Greg Meghoo

Personal information
- Born: 11 August 1965 (age 61)

Medal record
Men's Athletics
Representing Jamaica
Olympic Games
| Silver medal – second place | 1984 Los Angeles | 4x100m Relay |
CARIFTA Games Junior (U20)
| Gold medal – first place | 1982 Kingston | 4x100m Relay |
| Gold medal – first place | 1984 Nassau | 200m |
| Silver medal – second place | 1984 Nassau | 100m |

= Greg Meghoo =

Jamaican sprinter (born 1965)

Gregory Meghoo (born 11 August 1965 in Ewarton, Saint Catherine) is a former Jamaican athlete who mainly competed in the 100 metres.

He competed for Jamaica at the 1984 Summer Olympics held in Los Angeles, United States where he won the silver medal in the men's 4x100 metre relay event with his teammates Al Lawrence, Don Quarrie and Ray Stewart.

Meghoo successfully representeded St. Jago High School at the annual Boys Championships in Jamaica. He was a teammate of Bert Cameron as well as Rudolph Briscoe, who competed in the 400 and 800 meters as well. Meghoo's older brother Robert Meghoo competed in the 100 meters but never made it to the Olympics. Another teammate in high school was 10,000 meter Jamaican national record holder Mark "Yifter" Elliott, who now coaches in the USA.

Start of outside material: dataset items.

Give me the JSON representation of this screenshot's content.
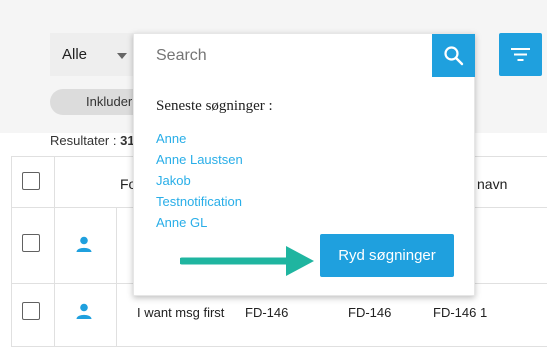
{
  "filter": {
    "selected": "Alle"
  },
  "toggle": {
    "label": "Inkluder"
  },
  "results": {
    "label": "Resultater :",
    "count_partial": "31"
  },
  "search": {
    "placeholder": "Search",
    "recent_title": "Seneste søgninger :",
    "recent": [
      "Anne",
      "Anne Laustsen",
      "Jakob",
      "Testnotification",
      "Anne GL"
    ],
    "clear_label": "Ryd søgninger"
  },
  "table": {
    "headers": {
      "first_partial": "Fo",
      "last": "navn"
    },
    "rows": [
      {
        "icon": "user-icon",
        "cells": []
      },
      {
        "icon": "user-icon",
        "cells": [
          "I want msg first",
          "FD-146",
          "FD-146",
          "FD-146 1"
        ]
      }
    ]
  },
  "colors": {
    "accent": "#1fa0de",
    "link": "#29aee8",
    "arrow": "#1fb5a0"
  },
  "icons": {
    "search": "search-icon",
    "filter": "filter-lines-icon",
    "caret": "chevron-down-icon",
    "arrow": "arrow-right-icon"
  }
}
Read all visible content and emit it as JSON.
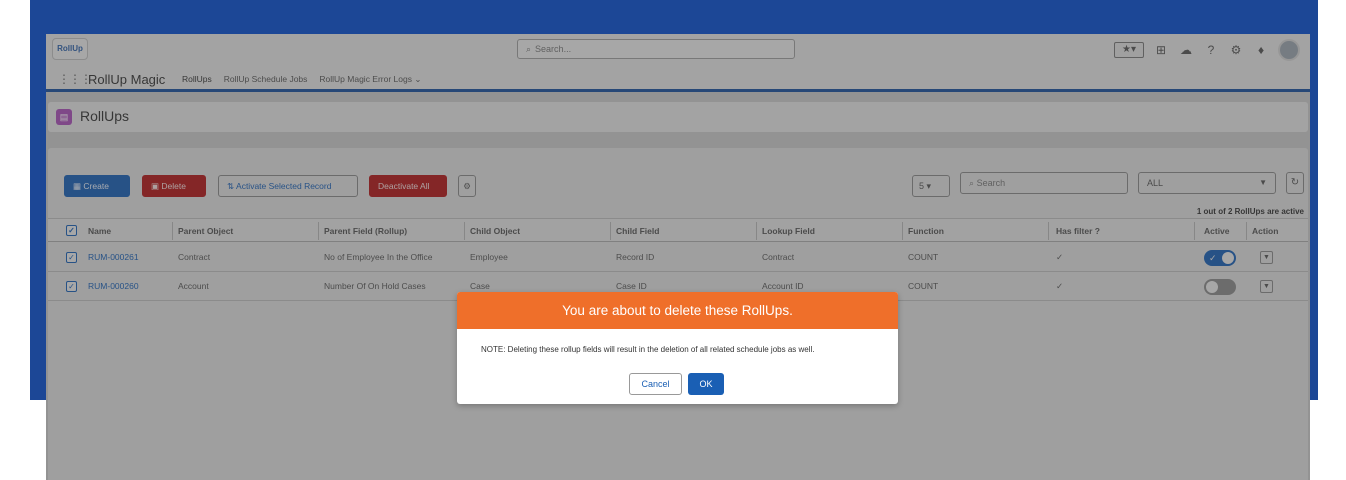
{
  "colors": {
    "brand_blue": "#1a5fb4",
    "page_blue": "#1c4796",
    "danger_red": "#b1191b",
    "modal_orange": "#ef6f2a"
  },
  "header": {
    "logo_text": "RollUp",
    "search_placeholder": "Search...",
    "icons": [
      "star-icon",
      "plus-icon",
      "cloud-icon",
      "help-icon",
      "gear-icon",
      "bell-icon",
      "avatar"
    ]
  },
  "nav": {
    "app_name": "RollUp Magic",
    "tabs": [
      {
        "label": "RollUps",
        "active": true
      },
      {
        "label": "RollUp Schedule Jobs",
        "active": false
      },
      {
        "label": "RollUp Magic Error Logs",
        "active": false
      }
    ]
  },
  "page": {
    "title": "RollUps"
  },
  "toolbar": {
    "create_label": "Create",
    "delete_label": "Delete",
    "activate_label": "Activate Selected Record",
    "deactivate_label": "Deactivate All",
    "page_size": "5",
    "search_placeholder": "Search",
    "filter_value": "ALL"
  },
  "summary": "1 out of 2 RollUps are active",
  "table": {
    "columns": [
      "Name",
      "Parent Object",
      "Parent Field (Rollup)",
      "Child Object",
      "Child Field",
      "Lookup Field",
      "Function",
      "Has filter ?",
      "Active",
      "Action"
    ],
    "rows": [
      {
        "name": "RUM-000261",
        "parent_object": "Contract",
        "parent_field": "No of Employee In the Office",
        "child_object": "Employee",
        "child_field": "Record ID",
        "lookup_field": "Contract",
        "function": "COUNT",
        "has_filter": true,
        "active": true
      },
      {
        "name": "RUM-000260",
        "parent_object": "Account",
        "parent_field": "Number Of On Hold Cases",
        "child_object": "Case",
        "child_field": "Case ID",
        "lookup_field": "Account ID",
        "function": "COUNT",
        "has_filter": true,
        "active": false
      }
    ]
  },
  "modal": {
    "title": "You are about to delete these RollUps.",
    "note": "NOTE: Deleting these rollup fields will result in the deletion of all related schedule jobs as well.",
    "cancel_label": "Cancel",
    "ok_label": "OK"
  }
}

Greg Meghoo is now a United States Citizen, served in the U.S. Army, and is now in the U.S. Air Force Reserves. Greg Meghoo has earned numerous awards in the Army earning Army achiement medals, and Army Commendation awards and well as several awards in the Air Force Reserve for outstanding non-commissioned officer and Meritorious service. Greg Meghoo is also a Fitness buff, who like to take the time to exercise and help others stay in shape.